As I primarily want to simulate someone recounting the previous night’s dreams, I needed a good amount of content that is written in such a manner. The best source I discovered was the Dreams subreddit, where people constantly post their previous night’s dreams and request interpretations. So I wrote yet another python script, this time a small scraper, which would suck up all self posts in /r/Dreams, figure out the worthwhile ones and then convert it into a dataset format.

After I gathered the content and with quite a bit of tweaking (there is a surprising amount of typos and grammar shortcuts in those posts) and pruning (need to get rid of all the sexual abuse and advertisement stuff) I then passed it (and some other surrealistic datasets) through the Easy Softprompt Tuner provided by the KAI peeps and I got my first softprompt. The output of KAI immediately improved considerably in the direction I wanted!

But while I have now the potential to write good AI-text, I didn’t yet have the right input. And the quality of the stories is very dependent on how well your prompt will guide it. Unfortunately as I am planning on writing short isolated 50-60 word stories instead of consistent adventures, novels or dialogues, I could not really find any good examples of how to do that. It seems what I’m trying to do is quite unique :-/

So I needed to discover what kind of prompt would generate a surreal story in the first person, past tense. Unfortunately I have not had amazing success with that, as trying to get it to generate the whole thing from scratch is proving impossible to move to the right direction. Instead, the best option I’ve seen is to provide a short 10-20 word sentence to start it with, and then it will mostly follow the right approach. About 6 of the 10 stores I generate using this approach are good enough to keep and add to the game.

However my master plan is that once I have a good amount of finalized stories, I can then create a new and very adapted softprompt which will be trained only on generated stories people actually liked from Hypnagonia instead of scrapped /r/Dreams. Each such story will have a very specialized text in front of it, which will hopefully train the AI to recognize what I want to write without a short sentence. So for example, instead of giving the AI something like “I found myself in the middle of an argument with a clown” in order for it to generate me a Clown intro, I would give it something ”[ Keywords: Clown ]”. In turn the text in brackets would not be displayed, but only the subsequent generation, which would start in any direction the AI wanted, while sticking to the style of all the other stories we already have. The benefit of this approach is that we avoid all Clown stories starting with one of the same few sentences.
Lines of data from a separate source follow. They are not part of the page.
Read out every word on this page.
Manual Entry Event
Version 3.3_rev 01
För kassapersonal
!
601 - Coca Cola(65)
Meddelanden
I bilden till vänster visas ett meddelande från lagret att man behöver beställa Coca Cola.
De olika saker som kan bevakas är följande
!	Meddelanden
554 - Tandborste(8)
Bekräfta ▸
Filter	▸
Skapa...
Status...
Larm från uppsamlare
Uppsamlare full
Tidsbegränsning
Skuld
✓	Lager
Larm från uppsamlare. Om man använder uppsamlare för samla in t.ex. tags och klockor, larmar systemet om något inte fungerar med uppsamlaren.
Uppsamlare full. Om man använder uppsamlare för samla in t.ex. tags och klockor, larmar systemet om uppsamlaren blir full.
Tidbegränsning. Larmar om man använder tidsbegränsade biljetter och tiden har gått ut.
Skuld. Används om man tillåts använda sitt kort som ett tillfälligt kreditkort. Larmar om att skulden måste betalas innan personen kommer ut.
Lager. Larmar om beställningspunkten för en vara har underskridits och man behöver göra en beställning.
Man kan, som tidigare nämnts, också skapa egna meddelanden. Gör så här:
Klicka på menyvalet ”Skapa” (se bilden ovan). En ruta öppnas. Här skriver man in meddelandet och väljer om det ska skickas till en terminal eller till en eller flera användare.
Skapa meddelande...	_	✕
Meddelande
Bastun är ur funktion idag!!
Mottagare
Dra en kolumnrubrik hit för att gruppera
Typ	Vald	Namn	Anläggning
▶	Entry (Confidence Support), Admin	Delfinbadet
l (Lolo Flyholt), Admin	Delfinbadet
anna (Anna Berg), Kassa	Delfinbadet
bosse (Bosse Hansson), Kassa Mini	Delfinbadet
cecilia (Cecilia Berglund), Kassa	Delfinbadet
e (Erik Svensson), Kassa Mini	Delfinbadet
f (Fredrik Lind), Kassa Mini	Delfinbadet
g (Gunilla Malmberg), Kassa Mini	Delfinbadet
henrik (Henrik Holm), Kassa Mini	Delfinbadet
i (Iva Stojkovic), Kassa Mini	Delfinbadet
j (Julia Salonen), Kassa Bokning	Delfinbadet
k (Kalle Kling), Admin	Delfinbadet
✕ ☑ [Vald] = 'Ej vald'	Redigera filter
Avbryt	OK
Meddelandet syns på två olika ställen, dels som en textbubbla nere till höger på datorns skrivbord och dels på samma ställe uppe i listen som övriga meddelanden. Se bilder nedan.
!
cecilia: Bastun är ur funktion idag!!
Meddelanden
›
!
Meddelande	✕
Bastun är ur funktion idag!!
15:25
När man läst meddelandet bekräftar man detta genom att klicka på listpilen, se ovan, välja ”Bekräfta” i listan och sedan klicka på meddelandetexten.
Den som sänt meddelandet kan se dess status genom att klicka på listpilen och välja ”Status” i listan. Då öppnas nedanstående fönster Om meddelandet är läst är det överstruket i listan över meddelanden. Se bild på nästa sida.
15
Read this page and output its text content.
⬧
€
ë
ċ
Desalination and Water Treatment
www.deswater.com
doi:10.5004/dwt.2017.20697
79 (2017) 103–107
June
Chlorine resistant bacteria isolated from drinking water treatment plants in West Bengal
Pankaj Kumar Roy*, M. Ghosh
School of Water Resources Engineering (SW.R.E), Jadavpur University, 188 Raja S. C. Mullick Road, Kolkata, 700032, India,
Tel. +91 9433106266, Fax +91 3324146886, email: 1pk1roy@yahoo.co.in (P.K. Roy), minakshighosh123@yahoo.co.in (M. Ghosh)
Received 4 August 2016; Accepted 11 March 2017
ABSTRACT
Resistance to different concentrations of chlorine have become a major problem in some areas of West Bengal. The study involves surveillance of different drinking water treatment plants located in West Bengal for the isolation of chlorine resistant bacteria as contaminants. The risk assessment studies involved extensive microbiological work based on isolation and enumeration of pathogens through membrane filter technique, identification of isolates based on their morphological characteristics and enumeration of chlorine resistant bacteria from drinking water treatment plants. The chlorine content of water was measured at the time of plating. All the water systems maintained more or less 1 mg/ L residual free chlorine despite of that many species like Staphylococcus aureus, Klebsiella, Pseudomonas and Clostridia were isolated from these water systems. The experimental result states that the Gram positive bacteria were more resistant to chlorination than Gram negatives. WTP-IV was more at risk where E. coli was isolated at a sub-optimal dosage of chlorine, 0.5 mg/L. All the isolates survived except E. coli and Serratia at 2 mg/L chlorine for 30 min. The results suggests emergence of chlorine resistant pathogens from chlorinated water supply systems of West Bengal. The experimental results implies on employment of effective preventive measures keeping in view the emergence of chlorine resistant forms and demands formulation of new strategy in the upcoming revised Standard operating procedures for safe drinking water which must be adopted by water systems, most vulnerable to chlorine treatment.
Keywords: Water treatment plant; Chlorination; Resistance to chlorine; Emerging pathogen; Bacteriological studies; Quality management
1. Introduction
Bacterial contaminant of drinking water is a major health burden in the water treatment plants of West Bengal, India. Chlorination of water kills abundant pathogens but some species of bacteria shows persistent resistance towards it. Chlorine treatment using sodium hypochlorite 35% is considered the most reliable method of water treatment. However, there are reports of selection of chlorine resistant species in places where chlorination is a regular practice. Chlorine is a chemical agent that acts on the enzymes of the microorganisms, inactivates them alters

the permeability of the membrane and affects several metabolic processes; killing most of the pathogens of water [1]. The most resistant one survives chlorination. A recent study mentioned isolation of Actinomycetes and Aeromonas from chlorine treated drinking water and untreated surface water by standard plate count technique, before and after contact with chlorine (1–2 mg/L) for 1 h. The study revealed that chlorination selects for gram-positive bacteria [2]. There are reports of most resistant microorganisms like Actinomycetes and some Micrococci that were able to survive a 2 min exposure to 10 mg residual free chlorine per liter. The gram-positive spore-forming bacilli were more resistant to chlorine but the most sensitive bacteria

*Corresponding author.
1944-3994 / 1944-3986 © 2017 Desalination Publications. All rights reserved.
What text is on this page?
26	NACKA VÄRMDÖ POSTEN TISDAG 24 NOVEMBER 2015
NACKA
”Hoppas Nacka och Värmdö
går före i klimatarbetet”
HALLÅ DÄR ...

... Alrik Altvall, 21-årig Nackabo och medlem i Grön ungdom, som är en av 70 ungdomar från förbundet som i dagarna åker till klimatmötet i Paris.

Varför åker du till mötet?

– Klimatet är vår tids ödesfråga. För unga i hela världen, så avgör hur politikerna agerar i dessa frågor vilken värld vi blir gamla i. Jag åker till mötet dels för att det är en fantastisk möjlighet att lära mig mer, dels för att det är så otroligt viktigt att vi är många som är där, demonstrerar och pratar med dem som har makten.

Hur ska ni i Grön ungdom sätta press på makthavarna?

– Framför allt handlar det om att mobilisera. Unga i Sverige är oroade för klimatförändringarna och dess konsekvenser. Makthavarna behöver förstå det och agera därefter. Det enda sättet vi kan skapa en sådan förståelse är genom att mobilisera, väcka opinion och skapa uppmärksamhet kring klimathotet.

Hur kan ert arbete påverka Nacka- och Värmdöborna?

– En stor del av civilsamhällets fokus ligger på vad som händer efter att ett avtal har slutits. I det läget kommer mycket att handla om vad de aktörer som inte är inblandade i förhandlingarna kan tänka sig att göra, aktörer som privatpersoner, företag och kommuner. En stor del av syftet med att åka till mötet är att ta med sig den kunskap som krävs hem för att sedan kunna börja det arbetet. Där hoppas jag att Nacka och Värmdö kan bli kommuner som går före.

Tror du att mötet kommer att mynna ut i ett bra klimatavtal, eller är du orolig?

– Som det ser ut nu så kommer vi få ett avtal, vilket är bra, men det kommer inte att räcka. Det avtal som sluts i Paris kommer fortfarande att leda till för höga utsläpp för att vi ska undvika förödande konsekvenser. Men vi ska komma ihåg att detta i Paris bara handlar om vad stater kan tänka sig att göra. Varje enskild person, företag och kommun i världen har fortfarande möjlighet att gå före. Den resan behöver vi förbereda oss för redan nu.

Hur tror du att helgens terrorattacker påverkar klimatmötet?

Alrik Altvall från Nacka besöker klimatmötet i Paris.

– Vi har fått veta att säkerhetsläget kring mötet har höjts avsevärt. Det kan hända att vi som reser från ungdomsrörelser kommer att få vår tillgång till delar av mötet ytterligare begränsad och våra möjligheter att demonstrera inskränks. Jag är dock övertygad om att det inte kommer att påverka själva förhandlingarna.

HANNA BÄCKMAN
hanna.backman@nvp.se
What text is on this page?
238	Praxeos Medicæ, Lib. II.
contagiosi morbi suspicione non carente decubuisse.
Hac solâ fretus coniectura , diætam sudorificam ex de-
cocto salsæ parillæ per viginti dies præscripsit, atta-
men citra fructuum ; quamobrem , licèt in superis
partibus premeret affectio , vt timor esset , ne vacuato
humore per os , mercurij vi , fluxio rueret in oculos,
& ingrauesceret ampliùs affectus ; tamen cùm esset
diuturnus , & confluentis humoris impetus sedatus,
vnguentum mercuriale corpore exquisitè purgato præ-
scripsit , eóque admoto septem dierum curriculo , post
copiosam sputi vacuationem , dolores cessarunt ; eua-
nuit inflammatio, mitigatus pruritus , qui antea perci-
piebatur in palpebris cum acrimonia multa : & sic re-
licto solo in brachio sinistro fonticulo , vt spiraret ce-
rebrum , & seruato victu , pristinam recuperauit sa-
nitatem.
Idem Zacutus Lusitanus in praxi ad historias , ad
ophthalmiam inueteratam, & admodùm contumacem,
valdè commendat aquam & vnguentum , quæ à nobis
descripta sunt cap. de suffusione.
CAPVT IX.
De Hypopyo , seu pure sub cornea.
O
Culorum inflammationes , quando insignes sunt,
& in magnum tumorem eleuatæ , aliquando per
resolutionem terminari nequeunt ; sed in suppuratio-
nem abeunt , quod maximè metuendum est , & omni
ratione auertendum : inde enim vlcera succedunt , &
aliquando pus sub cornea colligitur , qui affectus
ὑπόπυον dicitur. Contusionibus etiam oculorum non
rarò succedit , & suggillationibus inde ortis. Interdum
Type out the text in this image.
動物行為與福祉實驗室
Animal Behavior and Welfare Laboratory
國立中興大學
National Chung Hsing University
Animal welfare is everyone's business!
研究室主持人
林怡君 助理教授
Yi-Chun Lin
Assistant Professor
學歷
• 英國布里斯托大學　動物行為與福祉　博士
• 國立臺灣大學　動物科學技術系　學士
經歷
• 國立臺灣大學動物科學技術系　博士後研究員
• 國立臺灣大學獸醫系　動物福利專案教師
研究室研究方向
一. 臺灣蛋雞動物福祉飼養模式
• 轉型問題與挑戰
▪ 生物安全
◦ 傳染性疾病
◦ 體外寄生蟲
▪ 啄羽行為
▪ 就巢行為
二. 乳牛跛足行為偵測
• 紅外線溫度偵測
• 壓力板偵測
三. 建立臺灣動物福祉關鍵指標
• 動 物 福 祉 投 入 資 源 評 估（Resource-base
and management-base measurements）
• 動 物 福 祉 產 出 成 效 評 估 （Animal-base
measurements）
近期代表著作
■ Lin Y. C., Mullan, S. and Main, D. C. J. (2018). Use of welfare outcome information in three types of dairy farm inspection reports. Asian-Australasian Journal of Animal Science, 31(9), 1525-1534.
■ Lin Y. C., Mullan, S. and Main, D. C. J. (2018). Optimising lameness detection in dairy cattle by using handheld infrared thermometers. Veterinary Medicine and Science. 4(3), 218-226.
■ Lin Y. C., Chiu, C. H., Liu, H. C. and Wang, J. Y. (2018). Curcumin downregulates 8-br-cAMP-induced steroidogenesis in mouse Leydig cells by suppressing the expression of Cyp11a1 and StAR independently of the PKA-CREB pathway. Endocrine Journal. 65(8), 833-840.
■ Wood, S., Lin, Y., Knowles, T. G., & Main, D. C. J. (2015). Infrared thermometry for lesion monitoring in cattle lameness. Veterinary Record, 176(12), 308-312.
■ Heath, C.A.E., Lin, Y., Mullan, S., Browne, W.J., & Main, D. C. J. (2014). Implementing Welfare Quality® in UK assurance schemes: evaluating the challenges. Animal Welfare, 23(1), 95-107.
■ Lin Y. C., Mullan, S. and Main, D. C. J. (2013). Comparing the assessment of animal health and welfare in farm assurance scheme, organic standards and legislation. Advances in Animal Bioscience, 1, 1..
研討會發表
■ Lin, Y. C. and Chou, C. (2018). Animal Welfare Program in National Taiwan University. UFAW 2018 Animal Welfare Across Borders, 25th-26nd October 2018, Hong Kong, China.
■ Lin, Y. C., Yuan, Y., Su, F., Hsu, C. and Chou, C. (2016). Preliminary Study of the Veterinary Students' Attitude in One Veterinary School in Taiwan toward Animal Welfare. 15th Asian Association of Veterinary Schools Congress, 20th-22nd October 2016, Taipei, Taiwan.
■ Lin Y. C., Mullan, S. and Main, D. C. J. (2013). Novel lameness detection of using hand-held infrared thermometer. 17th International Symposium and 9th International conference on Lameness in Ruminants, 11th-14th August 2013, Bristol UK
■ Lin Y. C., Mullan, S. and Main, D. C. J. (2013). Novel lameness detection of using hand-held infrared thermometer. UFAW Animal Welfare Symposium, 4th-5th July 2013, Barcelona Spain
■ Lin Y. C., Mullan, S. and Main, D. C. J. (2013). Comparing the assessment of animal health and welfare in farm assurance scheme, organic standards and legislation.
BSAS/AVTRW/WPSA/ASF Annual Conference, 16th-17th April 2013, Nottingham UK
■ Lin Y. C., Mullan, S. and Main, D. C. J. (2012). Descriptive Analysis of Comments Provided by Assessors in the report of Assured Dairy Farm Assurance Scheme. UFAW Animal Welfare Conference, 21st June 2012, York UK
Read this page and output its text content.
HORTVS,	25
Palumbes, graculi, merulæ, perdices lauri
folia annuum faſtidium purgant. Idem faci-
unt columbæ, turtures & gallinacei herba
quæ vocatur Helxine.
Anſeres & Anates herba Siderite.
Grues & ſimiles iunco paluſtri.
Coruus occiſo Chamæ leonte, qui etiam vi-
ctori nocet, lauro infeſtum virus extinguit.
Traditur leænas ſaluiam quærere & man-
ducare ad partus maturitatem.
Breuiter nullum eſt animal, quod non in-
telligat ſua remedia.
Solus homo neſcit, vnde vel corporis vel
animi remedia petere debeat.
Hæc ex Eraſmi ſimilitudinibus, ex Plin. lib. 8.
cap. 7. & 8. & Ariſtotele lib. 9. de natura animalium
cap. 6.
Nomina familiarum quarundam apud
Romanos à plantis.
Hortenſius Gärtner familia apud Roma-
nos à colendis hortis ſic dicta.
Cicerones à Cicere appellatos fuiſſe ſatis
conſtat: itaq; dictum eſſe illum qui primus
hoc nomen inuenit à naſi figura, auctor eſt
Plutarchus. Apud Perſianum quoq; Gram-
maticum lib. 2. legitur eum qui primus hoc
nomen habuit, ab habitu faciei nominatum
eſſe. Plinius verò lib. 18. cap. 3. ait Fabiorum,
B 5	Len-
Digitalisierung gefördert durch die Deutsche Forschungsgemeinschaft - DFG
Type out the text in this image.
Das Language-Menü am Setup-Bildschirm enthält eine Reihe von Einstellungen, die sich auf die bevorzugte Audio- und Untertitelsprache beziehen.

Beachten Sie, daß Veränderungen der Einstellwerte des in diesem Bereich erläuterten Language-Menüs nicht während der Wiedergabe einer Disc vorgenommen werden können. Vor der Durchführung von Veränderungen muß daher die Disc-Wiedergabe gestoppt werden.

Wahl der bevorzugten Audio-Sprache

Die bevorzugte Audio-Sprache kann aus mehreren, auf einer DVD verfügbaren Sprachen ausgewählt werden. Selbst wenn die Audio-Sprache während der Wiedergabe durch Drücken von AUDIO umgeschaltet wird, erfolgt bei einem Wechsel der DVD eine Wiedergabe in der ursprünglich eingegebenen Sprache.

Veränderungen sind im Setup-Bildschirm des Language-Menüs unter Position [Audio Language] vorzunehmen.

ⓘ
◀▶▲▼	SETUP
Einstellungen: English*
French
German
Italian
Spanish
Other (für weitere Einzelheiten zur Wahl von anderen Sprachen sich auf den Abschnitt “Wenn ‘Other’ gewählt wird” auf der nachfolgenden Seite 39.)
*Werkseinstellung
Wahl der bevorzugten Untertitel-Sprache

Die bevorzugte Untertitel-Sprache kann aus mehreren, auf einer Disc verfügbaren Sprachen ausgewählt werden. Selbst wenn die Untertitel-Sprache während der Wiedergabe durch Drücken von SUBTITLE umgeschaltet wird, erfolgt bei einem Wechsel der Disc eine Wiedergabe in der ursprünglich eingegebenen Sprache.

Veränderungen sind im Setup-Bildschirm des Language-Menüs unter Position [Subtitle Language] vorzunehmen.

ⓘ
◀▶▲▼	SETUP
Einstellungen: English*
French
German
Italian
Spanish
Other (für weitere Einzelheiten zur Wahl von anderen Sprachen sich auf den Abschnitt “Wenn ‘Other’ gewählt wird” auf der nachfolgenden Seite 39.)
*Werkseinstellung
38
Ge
All in all, this process took me about a week, at which point the KAI REST API was also finalized so I could use directly the main dev instance of KAI on google collab. So yesterday I took it for a drive using the more powerful Google collab instance, and within 2 hours, I generated 50Kb of introduction stories for torments. This amount to about 3 stories of 50-60 words per torment, or around 5500 words in total.

So the next time you fire up the local version of Hypnagonia, you should automatically see a fresh stories on all torments. As I keep playing the game, this content will only increase to the point where you might never see the same story twice!

I also have a lot more plans to utilize the AI going forward. For example I am thinking of adding taunts to each torment, which would take into account the names of the cards you played last round, and comment on them, in the style of that torment. AI allows for crazy stuff like that!

But, still quite a lot more work to do. I still need to finish all the prompts for the non-combat encounters, and then also add a few more prompts to all torments, so that you don’t always see everything start with the same sentence.

Btw, if you have an interest in AI/gamedev interaction, and this all sounds exciting, I could definitely use more help!